In that same pot, combine the sugar with 6 cups water; bring the sugar water to a boil over medium-high, stirring until the sugar has dissolved, then allow to gently boil, and reduce for 10 minutes, uncovered. You want some water to evaporate and for the syrup to take on a little body.
Carefully place blanched oranges and zest into the sugar syrup, and reduce heat to a very slow, lethargic simmer. Cover oranges with a parchment circle cut slightly larger than the circumference of the pot (by 1 inch is enough), then place the too-small lid on top of the parchment on top of the oranges, to keep them fully submerged (and sealed under the parchment) in the sluggishly simmering syrup.
Cook the oranges in the syrup for about 45 minutes, checking on them frequently to keep the temperature quite slow and stable, until they take on a high gloss and appear vaguely translucent and jewel-like. (We have several induction burners that come with features that can hold a temperature, and I leave the oranges at around 170 degrees for most of the candying, sometimes with a little bump up to 180. But without a thermometer or an induction burner, just a visual slow, slow, slow bubble is a good cue.)(Suzannah’s note: I clipped a candy thermometer to the edge of the pot and watched the temp)
Cool oranges and peels in their syrup for a full 24 hours before serving.

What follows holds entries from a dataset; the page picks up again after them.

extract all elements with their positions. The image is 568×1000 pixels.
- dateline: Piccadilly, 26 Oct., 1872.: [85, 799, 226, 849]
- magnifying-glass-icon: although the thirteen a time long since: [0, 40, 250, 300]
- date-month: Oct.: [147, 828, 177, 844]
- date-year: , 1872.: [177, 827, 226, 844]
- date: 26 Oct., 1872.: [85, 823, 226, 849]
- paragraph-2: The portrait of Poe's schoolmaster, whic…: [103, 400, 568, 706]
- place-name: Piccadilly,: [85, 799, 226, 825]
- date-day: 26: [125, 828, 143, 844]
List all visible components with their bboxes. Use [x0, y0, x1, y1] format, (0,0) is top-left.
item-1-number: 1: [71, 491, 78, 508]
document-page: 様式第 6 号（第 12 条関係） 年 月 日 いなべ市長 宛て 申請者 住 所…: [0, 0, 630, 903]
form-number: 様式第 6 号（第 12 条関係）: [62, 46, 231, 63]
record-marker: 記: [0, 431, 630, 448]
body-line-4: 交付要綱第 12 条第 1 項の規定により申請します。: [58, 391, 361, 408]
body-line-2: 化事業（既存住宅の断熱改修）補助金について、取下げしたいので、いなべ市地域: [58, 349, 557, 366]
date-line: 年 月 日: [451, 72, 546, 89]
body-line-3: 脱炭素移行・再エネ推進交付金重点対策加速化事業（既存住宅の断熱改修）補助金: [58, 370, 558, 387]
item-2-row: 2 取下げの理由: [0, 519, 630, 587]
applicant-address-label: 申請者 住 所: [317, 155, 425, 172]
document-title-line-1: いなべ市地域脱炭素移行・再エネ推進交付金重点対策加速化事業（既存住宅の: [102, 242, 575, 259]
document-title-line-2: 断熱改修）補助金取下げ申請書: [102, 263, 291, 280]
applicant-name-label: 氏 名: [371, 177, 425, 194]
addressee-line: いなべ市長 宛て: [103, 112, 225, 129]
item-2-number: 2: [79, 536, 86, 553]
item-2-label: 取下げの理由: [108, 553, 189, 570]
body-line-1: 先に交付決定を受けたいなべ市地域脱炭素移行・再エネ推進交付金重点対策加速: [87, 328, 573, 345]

This kind of “cures” them. They get even better after 48 hours. First, you’ll want to let them cool at room temperature until no longer warm to the touch, at least 4 hours, then refrigerate them until thoroughly chilled. The oranges last refrigerated for 1 month as long as they are submerged in that syrup.
Serve very cold. Eat the whole thing, skin and all, with a knife and fork. It’s like a half glacéed fruit and half fresh fruit — refreshing, tonic, digestive and so great after dinner.